Namun, Timur Pradopo, tak ‘kalah’ dengan para atasan. Wajah dan tindakan-tindakannya tatkala memimpin pasukan yang menghadapi barisan mahasiswa, ditonton dunia, melalui siaran-siaran jaringan televisi internasional CNN. ‘Kebetulan’ sekali, dalam siaran-siaran yang mendunia itu, kekekerasan dan kebrutalan polisi, secara visual tampil begitu kentara. Bagi para penonton CNN maupun siaran jaringan televisi lainnya, dalam maupun luar negeri, sewaktu kemudian terberitakan bahwa setidaknya empat mahasiswa tewas dalam insiden tersebut, dengan sendirinya per saat itu polisi lah yang dianggap pelaku penembakan. Layar pemberitaan televisi memperlihatkan betapa sepanjang peristiwa, didominasi oleh tampilan manusia-manusia berseragam khas polisi dan atau Brimob. Baru belakangan ada informasi tentang munculnya pasukan lain yang bukan polisi, tetapi berseragam mirip polisi.
Letnan Kolonel Timur Pradopo baru turun ke lapangan pada sekitar pukul 15.30 dan mengambil alih komando lapangan yang sejak pagi hari ada di tangan Mayor Polisi Herman Hamid, Wakapolres Jakarta Barat. Saat itu juga Letnan Kolonel Timur Pradopo melakukan perundingan dengan Dekan Fakultas Hukum Trisakti Adi Andojo SH. Tapi perundingan pertama ini tidak memberikan hasil, para mahasiswa tidak bersedia mundur kembali ke kampus meski suhu situasi sempat reda sejenak. Menjelang pukul 17.00 mahasiswa melempar batu dan botol ke arah peleton Letnan Dua Pariyo yang merupakan bagian dari Kompi II Yon B Brimob yang dipimpin Letnan Satu Agus Tri Heryanto, saat kesatuan polisi berkekuatan 90 orang ini –yang berada di posisi depan dibanding berbagai satuan lainnya– bergerak maju. Padahal pada saat yang sama sedang terjadi perundingan ulang antara Timur Pradopo dengan Kepala Keamanan dan Ketertiban Kampus Trisakti Ir Arie Gunarsa. Sebaliknya, pihak polisi menyatakan mereka bergerak maju karena emosi setelah dilempari botol dan batu oleh para mahasiswa.

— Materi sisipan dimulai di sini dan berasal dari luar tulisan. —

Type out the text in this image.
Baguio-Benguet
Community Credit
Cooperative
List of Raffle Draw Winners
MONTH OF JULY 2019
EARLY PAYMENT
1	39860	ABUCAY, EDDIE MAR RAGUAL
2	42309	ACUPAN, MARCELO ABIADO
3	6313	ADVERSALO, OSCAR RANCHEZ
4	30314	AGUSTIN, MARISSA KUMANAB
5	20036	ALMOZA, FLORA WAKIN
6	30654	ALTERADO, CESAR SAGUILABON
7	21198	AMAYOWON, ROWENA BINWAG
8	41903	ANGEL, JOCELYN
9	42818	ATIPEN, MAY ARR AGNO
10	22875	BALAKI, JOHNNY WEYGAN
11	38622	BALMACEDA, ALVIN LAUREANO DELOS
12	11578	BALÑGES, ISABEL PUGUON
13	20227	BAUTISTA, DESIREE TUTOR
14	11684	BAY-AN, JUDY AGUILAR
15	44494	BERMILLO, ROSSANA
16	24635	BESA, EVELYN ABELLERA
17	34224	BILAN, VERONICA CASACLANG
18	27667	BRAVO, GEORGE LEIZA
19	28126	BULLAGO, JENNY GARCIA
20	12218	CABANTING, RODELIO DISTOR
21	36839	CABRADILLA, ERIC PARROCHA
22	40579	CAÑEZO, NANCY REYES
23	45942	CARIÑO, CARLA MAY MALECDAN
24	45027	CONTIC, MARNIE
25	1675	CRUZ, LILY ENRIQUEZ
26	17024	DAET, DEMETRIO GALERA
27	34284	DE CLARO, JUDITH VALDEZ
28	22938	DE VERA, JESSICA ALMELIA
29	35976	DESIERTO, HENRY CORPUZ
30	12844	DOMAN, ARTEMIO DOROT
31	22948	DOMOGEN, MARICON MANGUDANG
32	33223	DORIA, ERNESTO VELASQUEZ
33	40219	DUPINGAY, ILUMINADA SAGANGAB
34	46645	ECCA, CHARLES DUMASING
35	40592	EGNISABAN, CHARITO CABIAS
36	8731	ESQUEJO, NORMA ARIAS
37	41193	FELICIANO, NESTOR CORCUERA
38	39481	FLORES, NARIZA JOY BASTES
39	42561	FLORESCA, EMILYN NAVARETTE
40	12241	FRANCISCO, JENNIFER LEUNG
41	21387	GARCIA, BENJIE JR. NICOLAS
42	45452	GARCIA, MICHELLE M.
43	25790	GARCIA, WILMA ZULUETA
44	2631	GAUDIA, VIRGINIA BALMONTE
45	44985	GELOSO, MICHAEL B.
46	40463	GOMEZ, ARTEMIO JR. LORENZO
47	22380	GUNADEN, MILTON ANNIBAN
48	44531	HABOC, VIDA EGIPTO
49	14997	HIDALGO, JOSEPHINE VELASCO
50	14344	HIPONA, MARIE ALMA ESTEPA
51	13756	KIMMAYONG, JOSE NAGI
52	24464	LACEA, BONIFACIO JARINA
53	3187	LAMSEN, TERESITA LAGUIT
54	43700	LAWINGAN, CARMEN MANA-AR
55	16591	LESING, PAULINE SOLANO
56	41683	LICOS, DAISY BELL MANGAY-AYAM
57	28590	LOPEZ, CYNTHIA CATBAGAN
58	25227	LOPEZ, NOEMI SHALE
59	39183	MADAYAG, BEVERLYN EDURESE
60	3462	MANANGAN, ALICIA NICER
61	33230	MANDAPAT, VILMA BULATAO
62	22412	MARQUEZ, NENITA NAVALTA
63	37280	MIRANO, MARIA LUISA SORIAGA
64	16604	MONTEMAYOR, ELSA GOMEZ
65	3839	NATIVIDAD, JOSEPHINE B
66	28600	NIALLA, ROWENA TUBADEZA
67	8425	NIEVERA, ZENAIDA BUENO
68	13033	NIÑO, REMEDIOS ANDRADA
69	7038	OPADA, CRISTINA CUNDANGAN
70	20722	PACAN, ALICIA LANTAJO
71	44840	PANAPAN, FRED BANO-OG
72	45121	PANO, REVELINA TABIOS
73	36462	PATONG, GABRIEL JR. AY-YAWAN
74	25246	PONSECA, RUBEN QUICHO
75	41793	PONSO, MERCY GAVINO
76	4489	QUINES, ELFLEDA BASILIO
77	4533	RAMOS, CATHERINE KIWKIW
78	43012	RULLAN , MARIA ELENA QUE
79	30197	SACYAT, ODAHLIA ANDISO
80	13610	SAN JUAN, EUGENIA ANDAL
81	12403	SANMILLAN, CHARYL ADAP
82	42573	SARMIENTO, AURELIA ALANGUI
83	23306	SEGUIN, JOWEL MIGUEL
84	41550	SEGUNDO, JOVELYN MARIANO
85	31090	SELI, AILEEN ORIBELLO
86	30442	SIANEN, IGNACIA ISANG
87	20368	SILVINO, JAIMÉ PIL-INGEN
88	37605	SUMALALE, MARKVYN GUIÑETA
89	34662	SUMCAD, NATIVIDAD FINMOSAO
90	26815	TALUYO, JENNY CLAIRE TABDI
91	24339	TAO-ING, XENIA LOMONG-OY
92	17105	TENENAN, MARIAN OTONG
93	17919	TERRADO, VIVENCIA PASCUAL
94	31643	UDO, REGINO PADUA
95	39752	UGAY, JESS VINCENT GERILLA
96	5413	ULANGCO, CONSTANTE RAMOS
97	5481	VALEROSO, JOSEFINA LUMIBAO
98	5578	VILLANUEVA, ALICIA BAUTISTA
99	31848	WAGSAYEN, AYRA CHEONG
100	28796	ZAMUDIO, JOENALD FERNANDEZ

Terjadi perundingan lanjut antara Letnan Kolonel Timur Pradopo dengan Dekan Fakultas Hukum Adi Andojo SH pada pukul 17.20. Tercapai kesepakatan bahwa kedua belah pihak mundur. Ketika pasukan mundur dan berjarak 100 meter dari mahasiswa, menurut Timur Pradopo seperti yang ditulis Sinansari Ecip dalam buku Prabowo, Siapa “Dalang” (Mizan, 1999), ada seorang laki-laki berlari ke arah pasukannya, dikejar-kejar mahasiswa. Dia ini mengaku mahasiswa Trisakti tapi dicurigai sebagai intel oleh mahasiswa. Situasi menjadi agak kacau. Timur Pradopo lalu berunding lagi dengan Ir Arie Gunarsa. Dikatakannya, pemuda yang lari tadi bukanlah intel. Suasana menjadi agak tegang, mahasiswa menurut Timur Pradopo, melempari pasukan dengan batu, botol, dan benda-benda yang lain.
Pasukan Agus dan Pariyo menurut hasil pemeriksaan untuk kepentingan peradilan militer Juni 1998 atas keduanya, sebenarnya tak berhadapan langsung dengan mahasiswa. Pasukan polisi berada di depan Kantor Walikota Jakarta Barat sedang mahasiswa beberapa meter arah Barat sebelum persimpangan Grogol. Tetapi karena emosi setelah dilempari, kedua perwira pertama itu berinisiatif mendorong mundur barisan mahasiswa dengan melemparkan granat gas air mata. Letnan Kolonel Timur Pradopo yang berupaya mencegah, tak berhasil karena tak dihiraukan lagi oleh para anak buah. Bersamaan dengan itu terdengar tembakan-tembakan gencar yang berasal dari pasukan-pasukan lain, termasuk pasukan-pasukan yang berposisi di atas jalan layang. Para mahasiswa berlarian mundur.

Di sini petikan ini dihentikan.